От пустой беготни упрели Иван с Петром, ноги по щиколотку утоптали.
Посбили скорость. Присматриваются…
Эгэ-э!.. Да вкруг них табунится одна и та же кучка ветродуев!
«Может быть, легла им к душе трембита? А почему и нет? Только…»
Боковым зрением Петро видел, как по короткому кивку одного из них наживлялись они давить на бедолагу Ивана, вприщурку вопросительно косясь на Петра: что же ты молчишь?
Похоже было, чтоб слышать трембиту, кучка, вызнав Петровы замашки, через минуту да во всякую минуту накатывалась на Ивана, и Петро, неосознанно чувствуя преднамеренность этой давки, с набавляющимся раз от разу озлоблением разгонял диким дуденьем толпу, и та, с радостным изумлением на время отступаясь, – понравилось лбом орехи щёлкать! – что-то веселое по-свойски лопотала.
– Как думаешь, – спросил Ивана Петро, – что они такое про нас чешут?
– А что-нибудь на «грани двух тенденций»: або эти, то есть мы с тобой, хлопцы с Верховины, або не из Лондона.
– Им же и хуже! Айда, братишок, в вокзал. С устали хоть глянем на ихний расхваленный под корень сервисок. Сядем культурненько где в уголочке. Вам надо, сами и ищите, ищите да ведите нас под белы ручки к торонтскому чертову трапу.
Плюхнулись. Сидят отпыхиваются.
Ан тебе на!
Вжимается в свет открытой двери и всё ветродуйское стадо.
Будто споткнулось о взгляды Голованей, сгрудилось у двери на самом ходу, смотрит казанской сиротой.
Отлепился один от табунка. С затравленно-заискивающей улыбчонкой подтирается ближе. Несмело тычет в Петра.
Петро готов с вопросом:
– Мистер-твистер! Что имеешь мне сказать?
– Рус… Мишья-а!.. – «Мистер» ревнул на медвежий лад.

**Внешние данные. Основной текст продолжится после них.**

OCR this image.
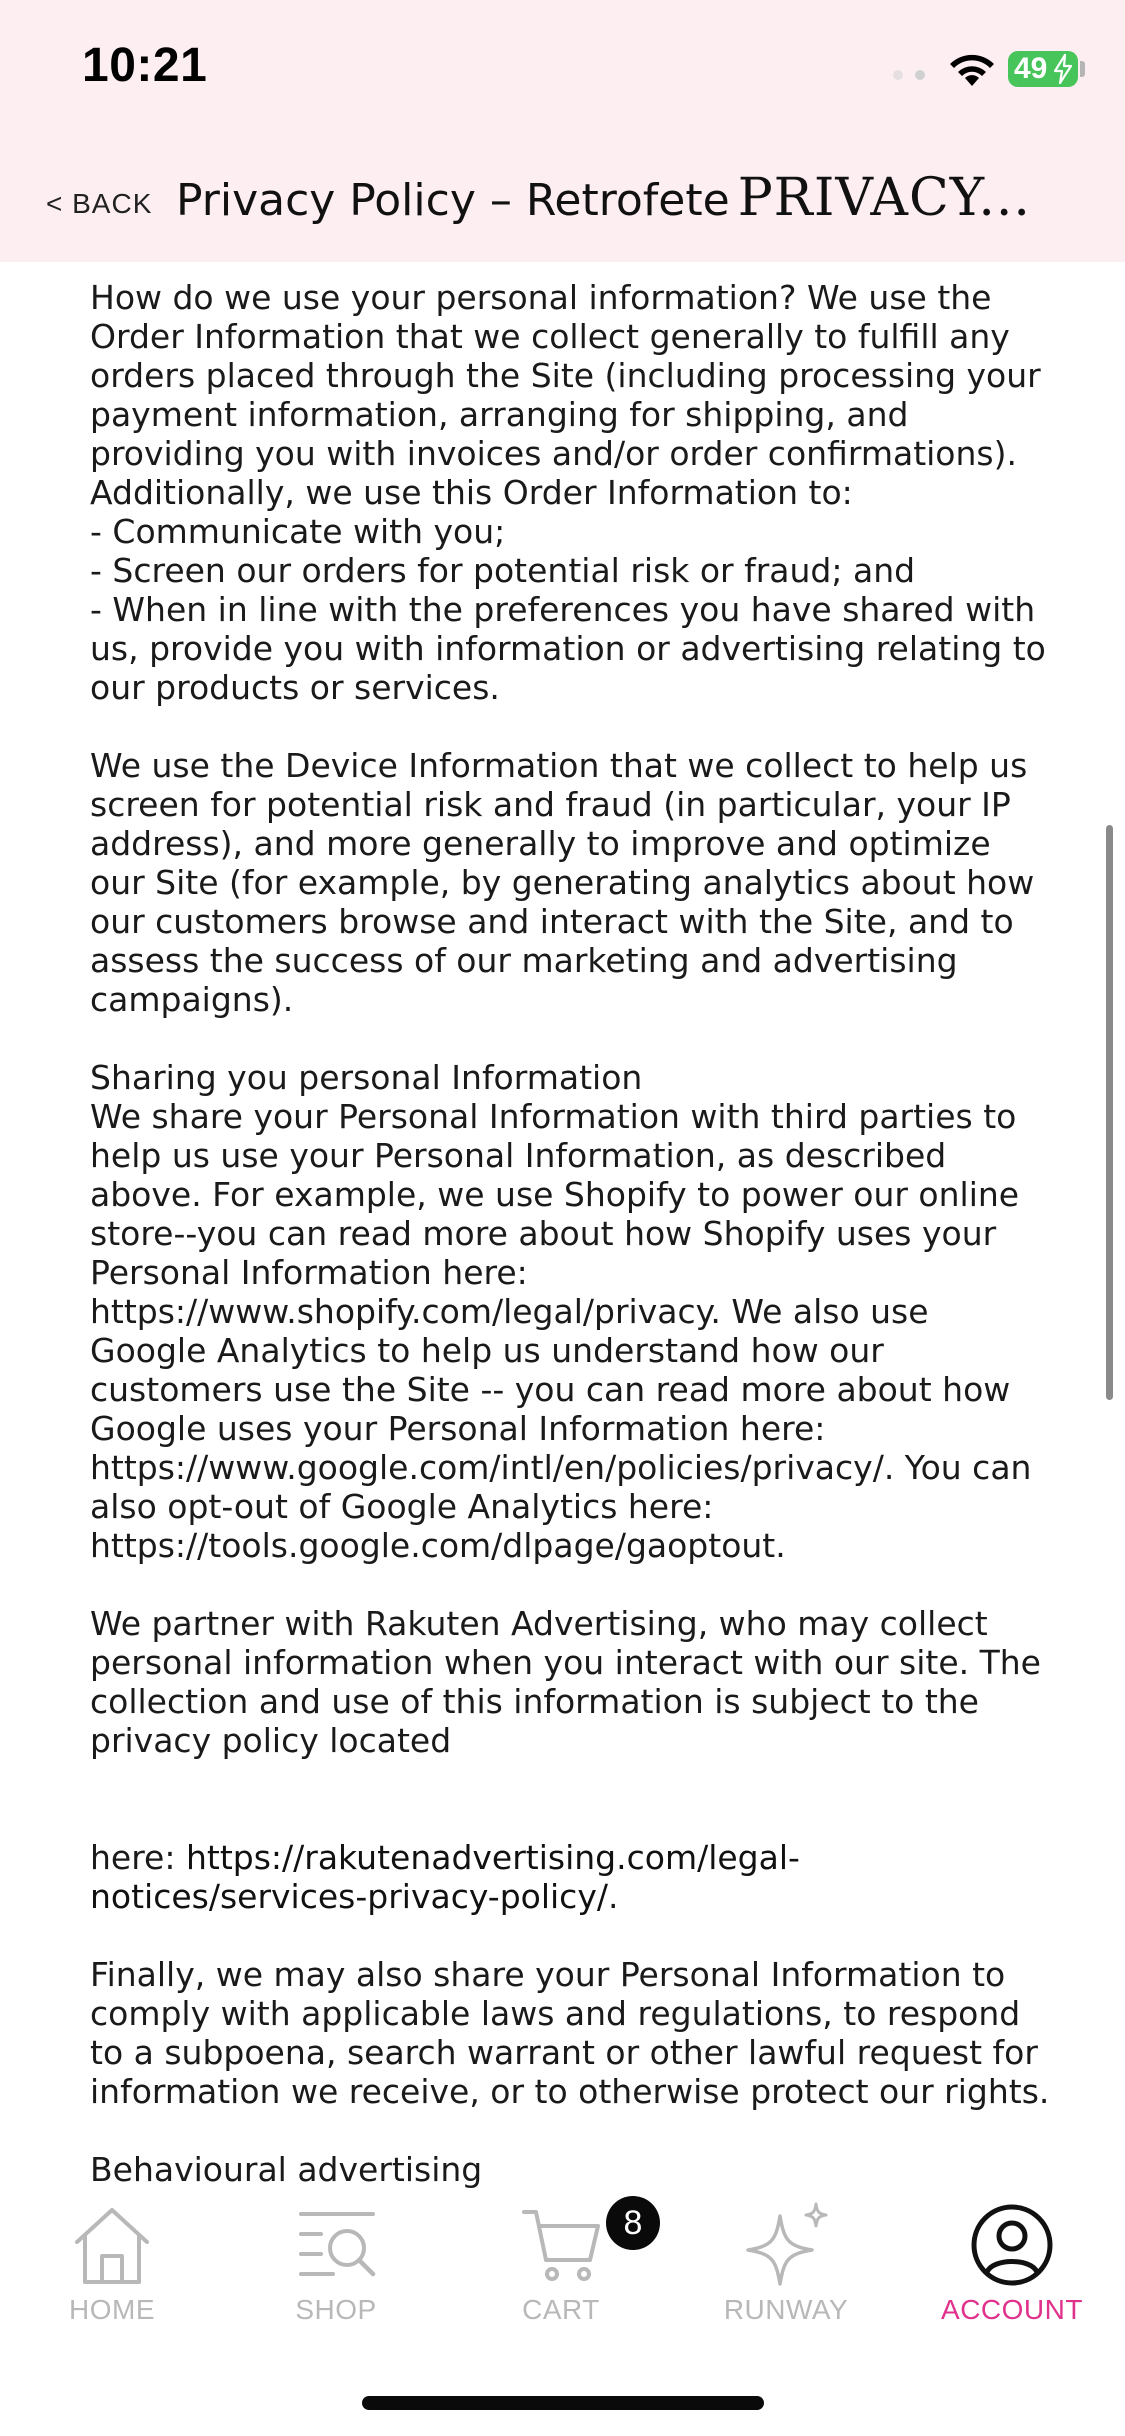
10:21	49
< BACK Privacy Policy – Retrofete PRIVACY...

How do we use your personal information? We use the Order Information that we collect generally to fulfill any orders placed through the Site (including processing your payment information, arranging for shipping, and providing you with invoices and/or order confirmations). Additionally, we use this Order Information to:
- Communicate with you;
- Screen our orders for potential risk or fraud; and
- When in line with the preferences you have shared with us, provide you with information or advertising relating to our products or services.

We use the Device Information that we collect to help us screen for potential risk and fraud (in particular, your IP address), and more generally to improve and optimize our Site (for example, by generating analytics about how our customers browse and interact with the Site, and to assess the success of our marketing and advertising campaigns).

Sharing you personal Information

We share your Personal Information with third parties to help us use your Personal Information, as described above. For example, we use Shopify to power our online store--you can read more about how Shopify uses your Personal Information here: https://www.shopify.com/legal/privacy. We also use Google Analytics to help us understand how our customers use the Site -- you can read more about how Google uses your Personal Information here: https://www.google.com/intl/en/policies/privacy/. You can also opt-out of Google Analytics here: https://tools.google.com/dlpage/gaoptout.

We partner with Rakuten Advertising, who may collect personal information when you interact with our site. The collection and use of this information is subject to the privacy policy located

here: https://rakutenadvertising.com/legal-notices/services-privacy-policy/.

Finally, we may also share your Personal Information to comply with applicable laws and regulations, to respond to a subpoena, search warrant or other lawful request for information we receive, or to otherwise protect our rights.

Behavioural advertising

HOME	SHOP	CART	RUNWAY	ACCOUNT
8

– Понято, сэр! Русский Миша. А потом?
Обрадовался «мистер», что его поняли, летуче дёрнул Петра за рукав. Мол, внимай и обвёл в воздухе мертвенно-бледным пальцем кружок, пнул указательным пальцем в маковку кружка:
– Норд…
Петро догадался. Северный полюс!
Долбит прилипала в точку, где у него этот самый полюс:
– Рус Мишья!.. Рус Мишья!..
Жестами выпросил трехметровую трембиту и, приставив к глазам как подзорную трубу, ошалело, с рыком повёл ею из стороны в сторону: эдако вот русский медведь с вершины мира высматривает, а куда б это ему напустить свои шаги!